The company is also further investigating pay-per-view offerings. “We are committed to libraries and librarians, so we'll do this in a way that shows respect for our customers and their patrons,” says Neil Schlager, the group's founder and president. “We don't want to entice students to buy our content on a per article basis if the same content is already available to them via their library.” At the same time, he adds, “we want to be able to reach the community of students and researchers whose libraries don't have our content in their collections.”
SPRINGER
Thomas Mager, director of product development at Springer, the world's largest publisher of scientific, technological, and medical books, wants it known that librarians' call for online works “covering large and important fields rather than smaller niche works” has been heard loud and clear. “We are now doing exactly that,” he says, “and our 2008 catalog will be reflecting those wishes.” But though Springer's ebook collection now boasts some 20,000 titles, it's still publishing print components and is continually updating its backlist, both in print and through its Online Archives Collection.
Come May 2008, the second edition of Encyclopedia of Cancer, first published in 2001, will be expanded from one volume to four to include all major developments in cancer research and treatment.
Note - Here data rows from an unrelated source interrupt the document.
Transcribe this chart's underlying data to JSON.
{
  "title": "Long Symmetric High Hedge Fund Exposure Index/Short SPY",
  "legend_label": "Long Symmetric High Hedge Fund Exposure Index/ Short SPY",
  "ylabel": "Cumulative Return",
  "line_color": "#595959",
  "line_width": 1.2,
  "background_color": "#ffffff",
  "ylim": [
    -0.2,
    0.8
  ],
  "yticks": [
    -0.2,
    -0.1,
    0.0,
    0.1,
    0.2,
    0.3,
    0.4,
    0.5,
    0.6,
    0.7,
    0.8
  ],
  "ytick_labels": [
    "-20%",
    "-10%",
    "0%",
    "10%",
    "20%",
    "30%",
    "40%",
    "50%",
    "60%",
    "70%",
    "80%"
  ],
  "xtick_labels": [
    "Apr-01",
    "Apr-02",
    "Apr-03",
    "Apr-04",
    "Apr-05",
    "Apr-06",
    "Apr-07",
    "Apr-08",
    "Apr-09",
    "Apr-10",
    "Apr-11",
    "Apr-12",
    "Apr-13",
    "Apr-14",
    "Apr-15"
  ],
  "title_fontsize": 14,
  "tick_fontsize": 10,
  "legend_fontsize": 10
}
On its heels will be the five-volume Encyclopedia of Neuroscience, whose scope will range from neurochemistry to computational neuroscience and which will include more than 10,000 entries contributed by 1000-plus experts and covering 43 topic fields. The online editions of both titles will be fully searchable and hyperlinked.
H.W. WILSON
Wilson's got a new tag line: “Less Searching, More Finding.” With its All-Smart Search, not only are bibliographic-record components automatically searched, but Wilson's thesaurus “used for” postings are, too, to ensure relevant entries are not overlooked.
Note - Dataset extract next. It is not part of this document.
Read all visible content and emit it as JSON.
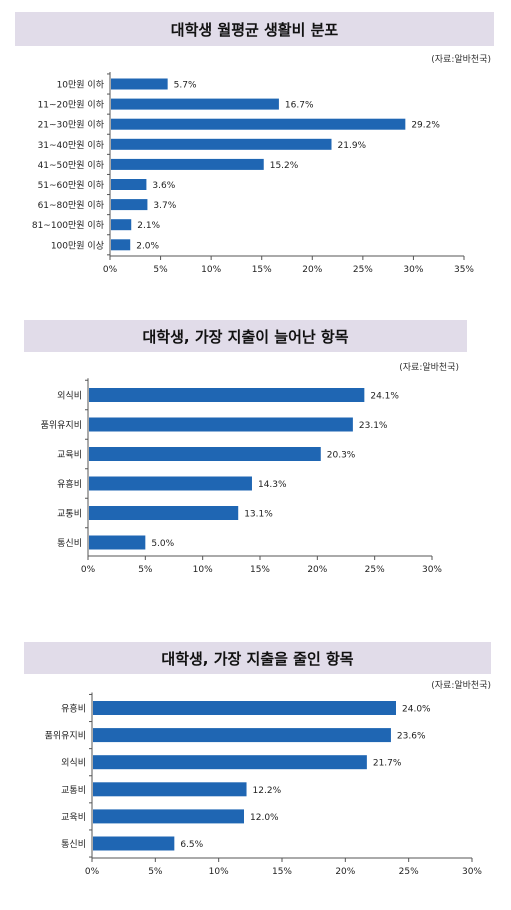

Since Wilson's September unveiling of Current Issues in Health, a full-text database deriving from LJ's 2006 Best Reference pick Current Issues: Reference Shelf Plus, significant additions have followed. These include Graphic Novels: Core Collection (Oct. 2007), which highlights 2000-odd annotated titles plus cover art, and Applied Science & Technology Index Retrospective 1913–1983 and Business Periodicals Index Retrospective 1913–1982 (both Nov. 2007), which are being sold as a combined resource but are also available separately.
In December, Avery Index to Architectural Periodicals will make the scene, along with another art image database, to be released in spring 2008; exact title and coverage will be announced this month.
The new year will mark the release of WilsonWeb 3.0, now available in beta form. The system is being redesigned with enhanced database layouts and searchability and will include, among other features, full-text translation capability—from English into Spanish, Portuguese, French, German, Italian, and Korean—and a frameless interface.
In with the new, onward with the old: Wilson's Harold Regan says the company has nearly completed its electronic conversion of print reference material published as far back as 1890. All WilsonWeb databases will contain librarian-created granular indexing and informative abstracts.